Barley β-glucan reduces blood cholesterol levels via interrupting bile acid metabolism


Wang, Y., Harding, S.V., Thandapilly, S.J., Tosh, S.M., Jones, P.J.H., Ames, N.P. (2017). Barley β-glucan reduces blood cholesterol levels via interrupting bile acid metabolism. British Journal of Nutrition, [online] 118(10), 822-829.

Plain language summary

Barley grain is a valuable source of a unique type of fibre called beta-glucan. It has been proven that eating three grams of barley beta-glucan per day can help lower cholesterol levels in humans; however the mechanism by which beta-glucan acts in the body to achieve this health benefit is not yet fully understood. In this study researchers conducted a comprehensive human feeding trial where 30 participants consumed breakfast meals containing barley beta-glucan or a non-barley control food for five weeks. Blood and stool samples were collected and analysed to examine how the beta-glucan meals impacted metabolic pathways that control cholesterol levels in the body, including the body’s own cholesterol production (synthesis), uptake from food consumed (absorption) and interactions with bile acids (compounds that aid in fat digestion). While study results confirmed that blood cholesterol levels were reduced with the consumption of barley beta-glucan, they revealed that cholesterol synthesis and absorption were not affected as previously thought. Rather, researchers found that beta-glucan resulted in more bile acids being excreted from the body through the stool, in turn triggering more bile acid production in the body to restore the bile acid pool. Since cholesterol is used in the body’s production of bile acids, levels of circulating cholesterol in the blood were reduced. An additional novel finding of this research was that, based on the genetic background of an individual, some participants showed a more pronounced increase in bile acid synthesis and subsequent reduction in cholesterol levels than others. This study is the first to show clinical evidence supporting the mechanism for how barley beta-glucan lowers cholesterol.
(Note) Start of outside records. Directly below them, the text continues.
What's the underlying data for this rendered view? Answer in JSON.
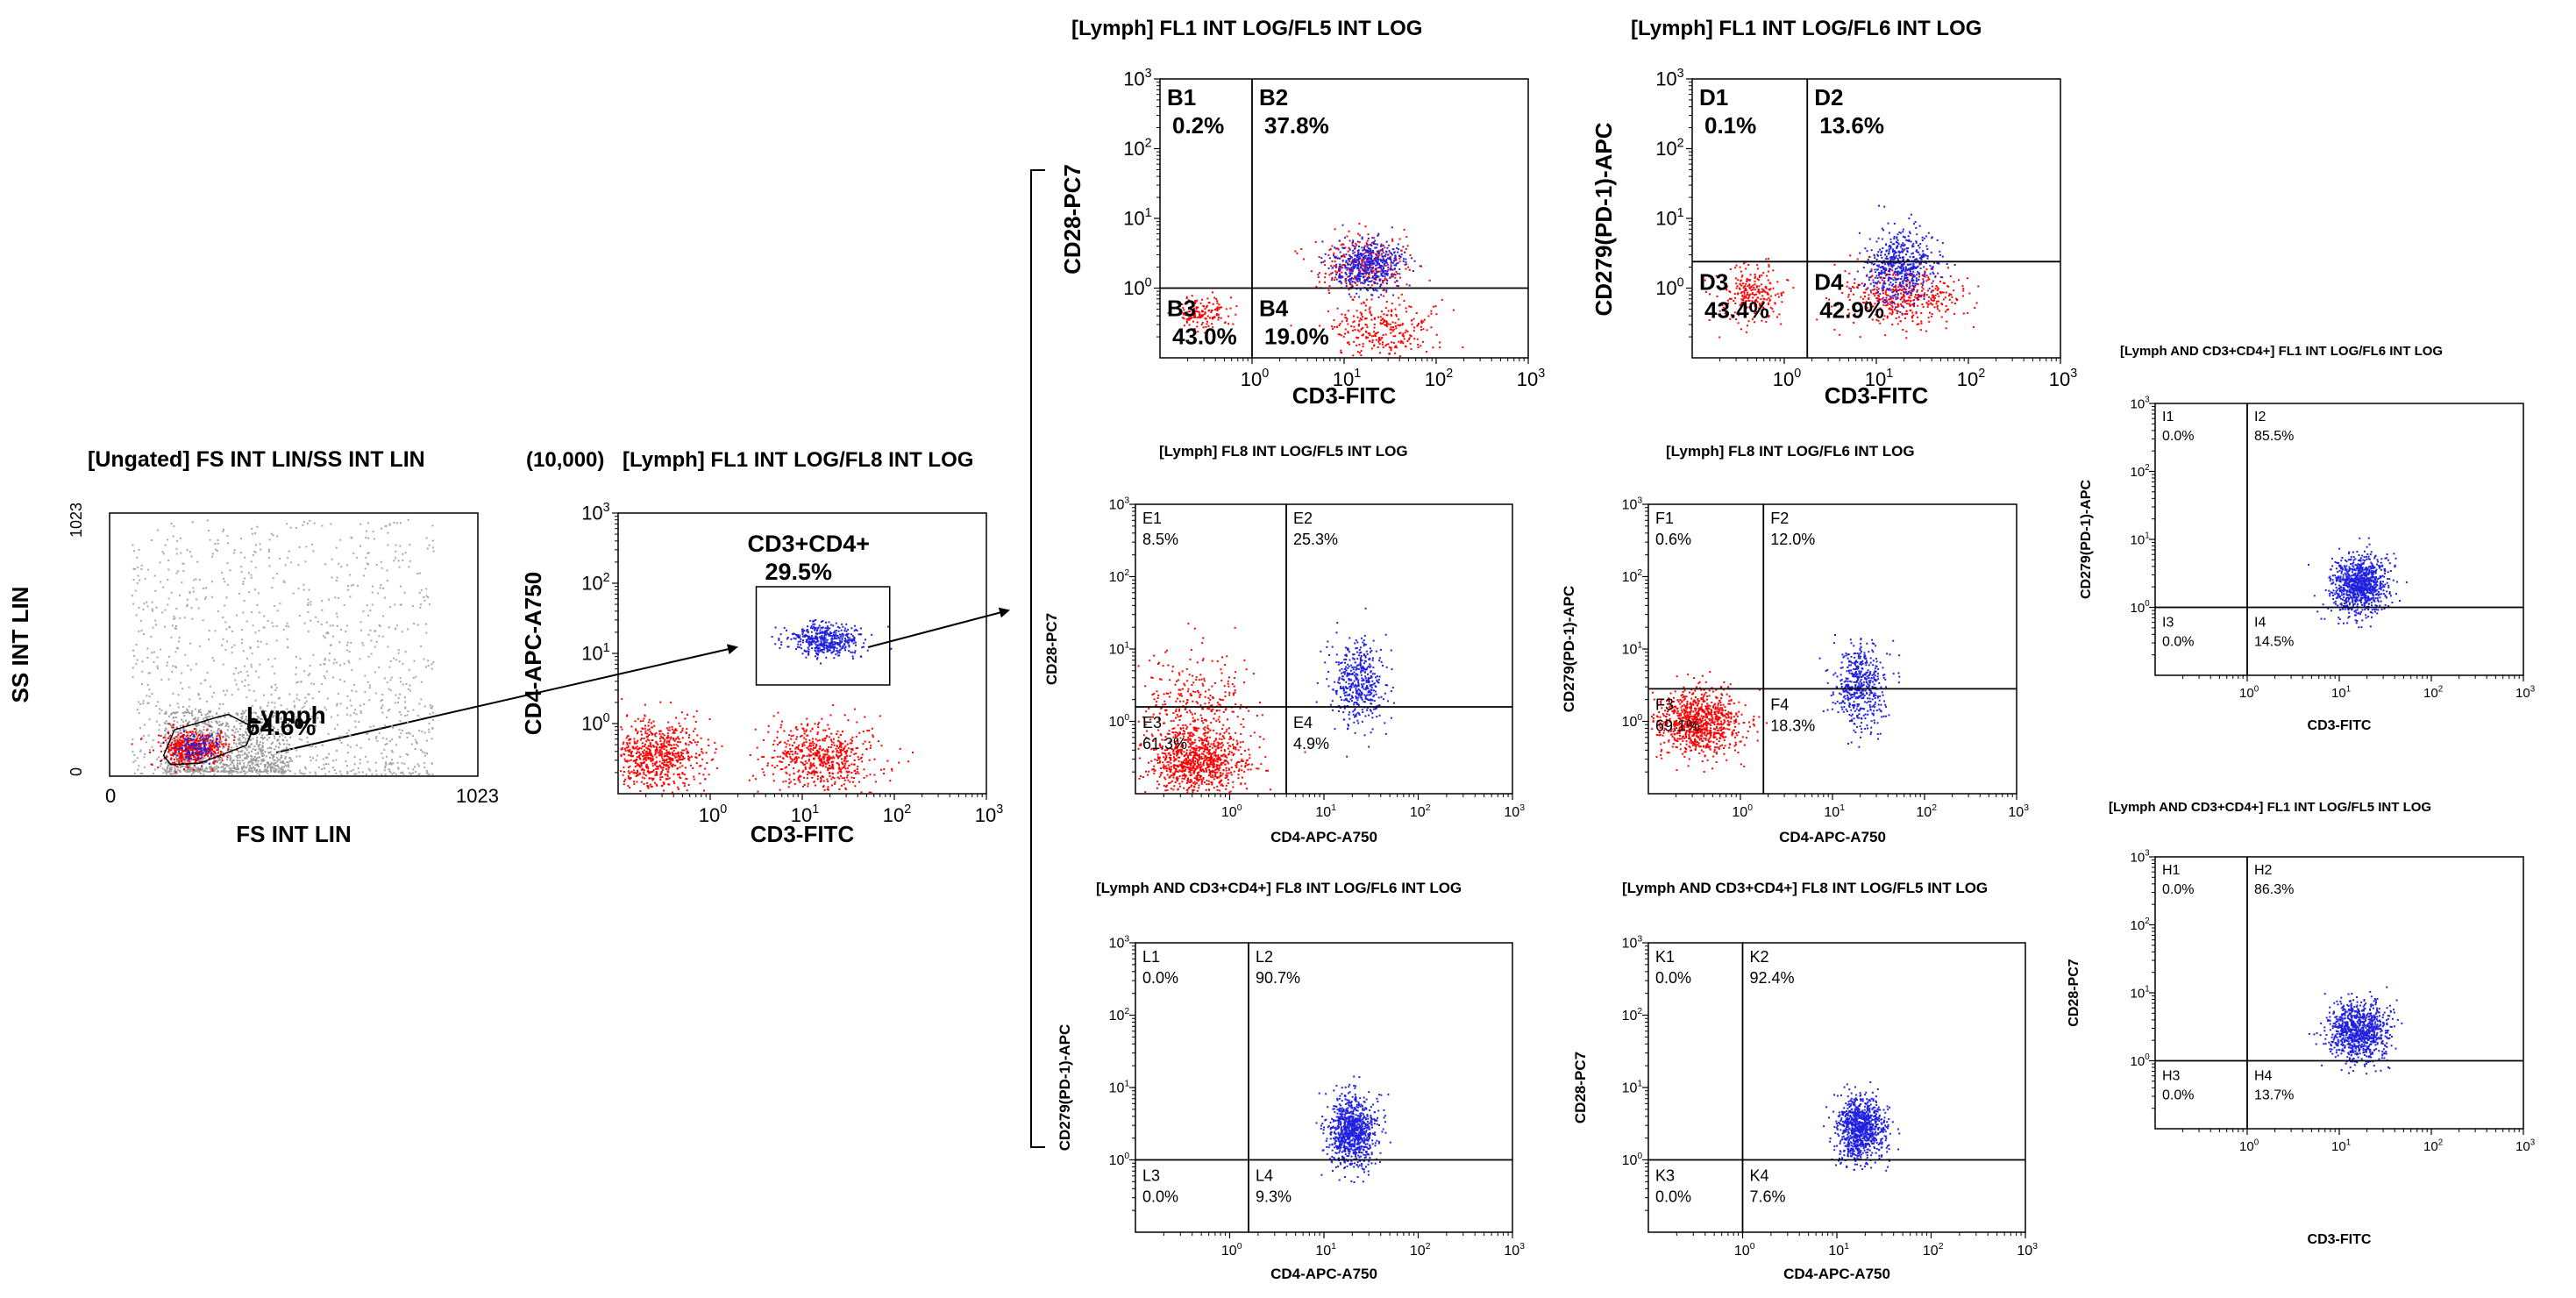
{
  "chart_data": [
    {
      "id": "scatter",
      "type": "scatter",
      "title": "[Ungated] FS INT LIN/SS INT LIN",
      "xlabel": "FS INT LIN",
      "ylabel": "SS INT LIN",
      "xscale": "linear",
      "yscale": "linear",
      "xlim": [
        0,
        1023
      ],
      "ylim": [
        0,
        1023
      ],
      "xticks": [
        {
          "v": 0,
          "label": "0"
        },
        {
          "v": 1023,
          "label": "1023"
        }
      ],
      "yticks": [
        {
          "v": 0,
          "label": "0"
        },
        {
          "v": 1023,
          "label": "1023"
        }
      ],
      "gates": [
        {
          "name": "Lymph",
          "percent": "64.6%",
          "polygon": [
            [
              150,
              80
            ],
            [
              180,
              180
            ],
            [
              300,
              230
            ],
            [
              330,
              240
            ],
            [
              400,
              190
            ],
            [
              380,
              120
            ],
            [
              250,
              50
            ],
            [
              170,
              45
            ]
          ]
        }
      ],
      "populations": [
        {
          "name": "all-events",
          "color": "#a8a8a8",
          "n": 1200,
          "x": [
            60,
            900
          ],
          "y": [
            10,
            1000
          ],
          "dist": "uniform"
        },
        {
          "name": "all-events-dense",
          "color": "#9a9a9a",
          "n": 900,
          "x": [
            150,
            500
          ],
          "y": [
            20,
            260
          ],
          "dist": "uniform"
        },
        {
          "name": "lymph-core-red",
          "color": "#ff0000",
          "n": 500,
          "cx": 230,
          "cy": 110,
          "sx": 45,
          "sy": 35
        },
        {
          "name": "lymph-core-blue",
          "color": "#2020e0",
          "n": 120,
          "cx": 240,
          "cy": 115,
          "sx": 30,
          "sy": 25
        }
      ]
    },
    {
      "id": "P1",
      "type": "scatter",
      "prefix": "(10,000)",
      "title": "[Lymph] FL1 INT LOG/FL8 INT LOG",
      "xlabel": "CD3-FITC",
      "ylabel": "CD4-APC-A750",
      "xscale": "log",
      "yscale": "log",
      "xlim": [
        -1,
        3
      ],
      "ylim": [
        -1,
        3
      ],
      "gates": [
        {
          "name": "CD3+CD4+",
          "percent": "29.5%",
          "x": [
            0.5,
            1.95
          ],
          "y": [
            0.55,
            1.95
          ]
        }
      ],
      "populations": [
        {
          "name": "cd3neg-cd4neg",
          "color": "#ff0000",
          "n": 700,
          "cx": -0.6,
          "cy": -0.45,
          "sx": 0.25,
          "sy": 0.25
        },
        {
          "name": "cd3pos-cd4neg",
          "color": "#ff0000",
          "n": 600,
          "cx": 1.2,
          "cy": -0.45,
          "sx": 0.3,
          "sy": 0.25
        },
        {
          "name": "cd3pos-cd4pos",
          "color": "#2020e0",
          "n": 450,
          "cx": 1.25,
          "cy": 1.2,
          "sx": 0.2,
          "sy": 0.12
        }
      ]
    },
    {
      "id": "B",
      "type": "scatter",
      "title": "[Lymph] FL1 INT LOG/FL5 INT LOG",
      "xlabel": "CD3-FITC",
      "ylabel": "CD28-PC7",
      "xscale": "log",
      "yscale": "log",
      "xlim": [
        -1,
        3
      ],
      "ylim": [
        -1,
        3
      ],
      "quad": {
        "x": 0.0,
        "y": 0.0
      },
      "quadrants": [
        {
          "id": "B1",
          "label": "B1",
          "percent": "0.2%"
        },
        {
          "id": "B2",
          "label": "B2",
          "percent": "37.8%"
        },
        {
          "id": "B3",
          "label": "B3",
          "percent": "43.0%"
        },
        {
          "id": "B4",
          "label": "B4",
          "percent": "19.0%"
        }
      ],
      "populations": [
        {
          "name": "b3",
          "color": "#ff0000",
          "n": 150,
          "cx": -0.55,
          "cy": -0.35,
          "sx": 0.15,
          "sy": 0.12
        },
        {
          "name": "b2-red",
          "color": "#ff0000",
          "n": 300,
          "cx": 1.2,
          "cy": 0.35,
          "sx": 0.25,
          "sy": 0.2
        },
        {
          "name": "b4",
          "color": "#ff0000",
          "n": 300,
          "cx": 1.4,
          "cy": -0.55,
          "sx": 0.3,
          "sy": 0.22
        },
        {
          "name": "b2-blue",
          "color": "#2020e0",
          "n": 500,
          "cx": 1.25,
          "cy": 0.35,
          "sx": 0.2,
          "sy": 0.18
        }
      ]
    },
    {
      "id": "D",
      "type": "scatter",
      "title": "[Lymph] FL1 INT LOG/FL6 INT LOG",
      "xlabel": "CD3-FITC",
      "ylabel": "CD279(PD-1)-APC",
      "xscale": "log",
      "yscale": "log",
      "xlim": [
        -1,
        3
      ],
      "ylim": [
        -1,
        3
      ],
      "quad": {
        "x": 0.25,
        "y": 0.38
      },
      "quadrants": [
        {
          "id": "D1",
          "label": "D1",
          "percent": "0.1%"
        },
        {
          "id": "D2",
          "label": "D2",
          "percent": "13.6%"
        },
        {
          "id": "D3",
          "label": "D3",
          "percent": "43.4%"
        },
        {
          "id": "D4",
          "label": "D4",
          "percent": "42.9%"
        }
      ],
      "populations": [
        {
          "name": "d3",
          "color": "#ff0000",
          "n": 250,
          "cx": -0.35,
          "cy": -0.05,
          "sx": 0.18,
          "sy": 0.2
        },
        {
          "name": "d4",
          "color": "#ff0000",
          "n": 450,
          "cx": 1.3,
          "cy": -0.1,
          "sx": 0.32,
          "sy": 0.22
        },
        {
          "name": "d2-blue",
          "color": "#2020e0",
          "n": 550,
          "cx": 1.25,
          "cy": 0.35,
          "sx": 0.18,
          "sy": 0.25
        }
      ]
    },
    {
      "id": "E",
      "type": "scatter",
      "title": "[Lymph] FL8 INT LOG/FL5 INT LOG",
      "xlabel": "CD4-APC-A750",
      "ylabel": "CD28-PC7",
      "xscale": "log",
      "yscale": "log",
      "xlim": [
        -1,
        3
      ],
      "ylim": [
        -1,
        3
      ],
      "quad": {
        "x": 0.6,
        "y": 0.2
      },
      "quadrants": [
        {
          "id": "E1",
          "label": "E1",
          "percent": "8.5%"
        },
        {
          "id": "E2",
          "label": "E2",
          "percent": "25.3%"
        },
        {
          "id": "E3",
          "label": "E3",
          "percent": "61.3%"
        },
        {
          "id": "E4",
          "label": "E4",
          "percent": "4.9%"
        }
      ],
      "populations": [
        {
          "name": "e3-dense",
          "color": "#ff0000",
          "n": 900,
          "cx": -0.35,
          "cy": -0.55,
          "sx": 0.28,
          "sy": 0.22
        },
        {
          "name": "e1-spread",
          "color": "#ff0000",
          "n": 300,
          "cx": -0.35,
          "cy": 0.25,
          "sx": 0.28,
          "sy": 0.35
        },
        {
          "name": "e2-blue",
          "color": "#2020e0",
          "n": 450,
          "cx": 1.35,
          "cy": 0.55,
          "sx": 0.14,
          "sy": 0.28
        }
      ]
    },
    {
      "id": "F",
      "type": "scatter",
      "title": "[Lymph] FL8 INT LOG/FL6 INT LOG",
      "xlabel": "CD4-APC-A750",
      "ylabel": "CD279(PD-1)-APC",
      "xscale": "log",
      "yscale": "log",
      "xlim": [
        -1,
        3
      ],
      "ylim": [
        -1,
        3
      ],
      "quad": {
        "x": 0.25,
        "y": 0.45
      },
      "quadrants": [
        {
          "id": "F1",
          "label": "F1",
          "percent": "0.6%"
        },
        {
          "id": "F2",
          "label": "F2",
          "percent": "12.0%"
        },
        {
          "id": "F3",
          "label": "F3",
          "percent": "69.1%"
        },
        {
          "id": "F4",
          "label": "F4",
          "percent": "18.3%"
        }
      ],
      "populations": [
        {
          "name": "f3",
          "color": "#ff0000",
          "n": 900,
          "cx": -0.45,
          "cy": 0.0,
          "sx": 0.22,
          "sy": 0.22
        },
        {
          "name": "f4-blue",
          "color": "#2020e0",
          "n": 500,
          "cx": 1.3,
          "cy": 0.5,
          "sx": 0.14,
          "sy": 0.28
        }
      ]
    },
    {
      "id": "I",
      "type": "scatter",
      "title": "[Lymph AND CD3+CD4+] FL1 INT LOG/FL6 INT LOG",
      "xlabel": "CD3-FITC",
      "ylabel": "CD279(PD-1)-APC",
      "xscale": "log",
      "yscale": "log",
      "xlim": [
        -1,
        3
      ],
      "ylim": [
        -1,
        3
      ],
      "quad": {
        "x": 0.0,
        "y": 0.0
      },
      "quadrants": [
        {
          "id": "I1",
          "label": "I1",
          "percent": "0.0%"
        },
        {
          "id": "I2",
          "label": "I2",
          "percent": "85.5%"
        },
        {
          "id": "I3",
          "label": "I3",
          "percent": "0.0%"
        },
        {
          "id": "I4",
          "label": "I4",
          "percent": "14.5%"
        }
      ],
      "populations": [
        {
          "name": "i-blue",
          "color": "#2020e0",
          "n": 900,
          "cx": 1.2,
          "cy": 0.35,
          "sx": 0.16,
          "sy": 0.22
        }
      ]
    },
    {
      "id": "H",
      "type": "scatter",
      "title": "[Lymph AND CD3+CD4+] FL1 INT LOG/FL5 INT LOG",
      "xlabel": "CD3-FITC",
      "ylabel": "CD28-PC7",
      "xscale": "log",
      "yscale": "log",
      "xlim": [
        -1,
        3
      ],
      "ylim": [
        -1,
        3
      ],
      "quad": {
        "x": 0.0,
        "y": 0.0
      },
      "quadrants": [
        {
          "id": "H1",
          "label": "H1",
          "percent": "0.0%"
        },
        {
          "id": "H2",
          "label": "H2",
          "percent": "86.3%"
        },
        {
          "id": "H3",
          "label": "H3",
          "percent": "0.0%"
        },
        {
          "id": "H4",
          "label": "H4",
          "percent": "13.7%"
        }
      ],
      "populations": [
        {
          "name": "h-blue",
          "color": "#2020e0",
          "n": 900,
          "cx": 1.2,
          "cy": 0.45,
          "sx": 0.16,
          "sy": 0.22
        }
      ]
    },
    {
      "id": "L",
      "type": "scatter",
      "title": "[Lymph AND CD3+CD4+] FL8 INT LOG/FL6 INT LOG",
      "xlabel": "CD4-APC-A750",
      "ylabel": "CD279(PD-1)-APC",
      "xscale": "log",
      "yscale": "log",
      "xlim": [
        -1,
        3
      ],
      "ylim": [
        -1,
        3
      ],
      "quad": {
        "x": 0.2,
        "y": 0.0
      },
      "quadrants": [
        {
          "id": "L1",
          "label": "L1",
          "percent": "0.0%"
        },
        {
          "id": "L2",
          "label": "L2",
          "percent": "90.7%"
        },
        {
          "id": "L3",
          "label": "L3",
          "percent": "0.0%"
        },
        {
          "id": "L4",
          "label": "L4",
          "percent": "9.3%"
        }
      ],
      "populations": [
        {
          "name": "l-blue",
          "color": "#2020e0",
          "n": 900,
          "cx": 1.3,
          "cy": 0.4,
          "sx": 0.13,
          "sy": 0.25
        }
      ]
    },
    {
      "id": "K",
      "type": "scatter",
      "title": "[Lymph AND CD3+CD4+] FL8 INT LOG/FL5 INT LOG",
      "xlabel": "CD4-APC-A750",
      "ylabel": "CD28-PC7",
      "xscale": "log",
      "yscale": "log",
      "xlim": [
        -1,
        3
      ],
      "ylim": [
        -1,
        3
      ],
      "quad": {
        "x": 0.0,
        "y": 0.0
      },
      "quadrants": [
        {
          "id": "K1",
          "label": "K1",
          "percent": "0.0%"
        },
        {
          "id": "K2",
          "label": "K2",
          "percent": "92.4%"
        },
        {
          "id": "K3",
          "label": "K3",
          "percent": "0.0%"
        },
        {
          "id": "K4",
          "label": "K4",
          "percent": "7.6%"
        }
      ],
      "populations": [
        {
          "name": "k-blue",
          "color": "#2020e0",
          "n": 900,
          "cx": 1.25,
          "cy": 0.45,
          "sx": 0.13,
          "sy": 0.22
        }
      ]
    }
  ]
}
Underlying mechanisms responsible for the cholesterol-lowering effect of β-glucan have been proposed, yet have not been fully demonstrated. The primary aim of this study was to determine whether the consumption of barley β-glucan lowers cholesterol by affecting the cholesterol absorption, cholesterol synthesis or bile acid synthesis. In addition, this study was aimed to assess whether the underlying mechanisms are related to cholesterol 7α hydroxylase (CYP7A1) SNP rs3808607 as proposed by us earlier. In a controlled, randomised, cross-over study, participants with mild hypercholesterolaemia (n 30) were randomly assigned to receive breakfast containing 3 g high-molecular weight (HMW), 5 g low-molecular weight (LMW), 3 g LMW barley β-glucan or a control diet, each for 5 weeks. Cholesterol absorption was determined by assessing the enrichment of circulating 13C-cholesterol over 96 h following oral administration; fractional rate of synthesis for cholesterol was assessed by measuring the incorporation rate of 2H derived from deuterium oxide within the body water pool into the erythrocyte cholesterol pool over 24 h; bile acid synthesis was determined by measuring serum 7α-hydroxy-4-cholesten-3-one concentrations. Consumption of 3 g HMW β-glucan decreased total cholesterol (TC) levels (P=0·029), but did not affect cholesterol absorption (P=0·25) or cholesterol synthesis (P=0·14). Increased bile acid synthesis after consumption of 3 g HMW β-glucan was observed in all participants (P=0·049), and more pronounced in individuals carrying homozygous G of rs3808607 (P=0·033). In addition, a linear relationship between log (viscosity) of β-glucan and serum 7α-HC concentration was observed in homozygous G allele carriers. Results indicate that increased bile acid synthesis rather than inhibition of cholesterol absorption or synthesis may be responsible for the cholesterol-lowering effect of barley β-glucan. The pronounced TC reduction in G allele carriers of rs3808607 observed in the previous study may be due to enhanced bile acid synthesis in response to high-viscosity β-glucan consumption in those individuals.